Mr Gauke said overhauling divorce law could help prevent conflict between parents, which in turn risk damaging their children’s futures.
The blame element can cause “incredible animosity” between separating parents, Aidan Jones, chief executive of the charity Relate, told BBC News.
He said: “That’s what can cause difficultly for the children but also it can cause difficulty for the parents themselves, so anything we can do to reduce that is, I think, incredibly important.”
Divorce lawyer Zahra Pabani, family partner at Shakespeare Martineau, welcomed the announcement and called on the government to help move family law “into the 21st Century”.
“The wounds of divorce aren’t only felt by the separating couple, but also by their children and wider family,” she said.
“This firm commitment by the government to help end the mud-slinging process that divorce so often becomes is long overdue.”

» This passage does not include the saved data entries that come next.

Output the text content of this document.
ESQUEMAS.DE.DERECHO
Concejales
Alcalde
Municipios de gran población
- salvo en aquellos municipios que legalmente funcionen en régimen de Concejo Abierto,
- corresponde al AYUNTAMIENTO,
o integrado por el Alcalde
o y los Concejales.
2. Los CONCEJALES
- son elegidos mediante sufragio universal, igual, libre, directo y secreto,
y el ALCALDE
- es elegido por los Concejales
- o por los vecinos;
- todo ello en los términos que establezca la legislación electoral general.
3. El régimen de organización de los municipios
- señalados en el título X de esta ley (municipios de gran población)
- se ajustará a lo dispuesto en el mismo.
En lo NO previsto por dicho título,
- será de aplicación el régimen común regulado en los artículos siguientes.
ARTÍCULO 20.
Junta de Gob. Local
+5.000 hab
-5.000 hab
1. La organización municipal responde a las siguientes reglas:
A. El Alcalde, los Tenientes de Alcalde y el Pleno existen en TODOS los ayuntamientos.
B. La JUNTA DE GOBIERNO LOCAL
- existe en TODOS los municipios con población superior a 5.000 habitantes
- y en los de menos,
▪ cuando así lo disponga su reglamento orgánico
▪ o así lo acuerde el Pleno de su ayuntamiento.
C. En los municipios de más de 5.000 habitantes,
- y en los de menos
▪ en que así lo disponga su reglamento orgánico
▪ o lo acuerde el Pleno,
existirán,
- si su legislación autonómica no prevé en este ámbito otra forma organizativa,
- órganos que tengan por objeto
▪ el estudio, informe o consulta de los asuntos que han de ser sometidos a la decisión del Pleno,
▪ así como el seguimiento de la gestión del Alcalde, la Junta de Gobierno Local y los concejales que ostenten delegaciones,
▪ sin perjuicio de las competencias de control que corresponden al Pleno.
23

But Colin Hart, chairman of Coalition for Marriage, said the current system’s “in-built delay” allowed for calm reflection and he raised concerns about access to children, assets and the family home.
Grounds for divorce in England, Wales and Northern Ireland
People who apply for a divorce must prove their marriage has broken down and give one of the following five reasons:
- Unreasonable behaviour
- The couple has lived apart for more than two years and both agree to the divorce
- The couple has lived apart for at least five years, even if one partner disagrees
Grounds for divorce in Scotland:
In Scotland, simplified divorce procedure is available to couples without children of the marriage under 16, where people can prove their marriage is broken down. This can happen with one year’s separation, with the consent of both partners, or two years separation without consent.
Otherwise, there are two legal grounds for divorce:
1) The marriage has broken down irretrievably, which must be proved by:
- Unreasonable behaviour
- The couple has lived apart for more than one year and both agree to the divorce
- The couple has lived apart for more than two years, but one does not agree to divorce
2) One partner has an interim gender recognition certificate – issued to a transsexual person who is starting the legal process of recognition of their acquired gender.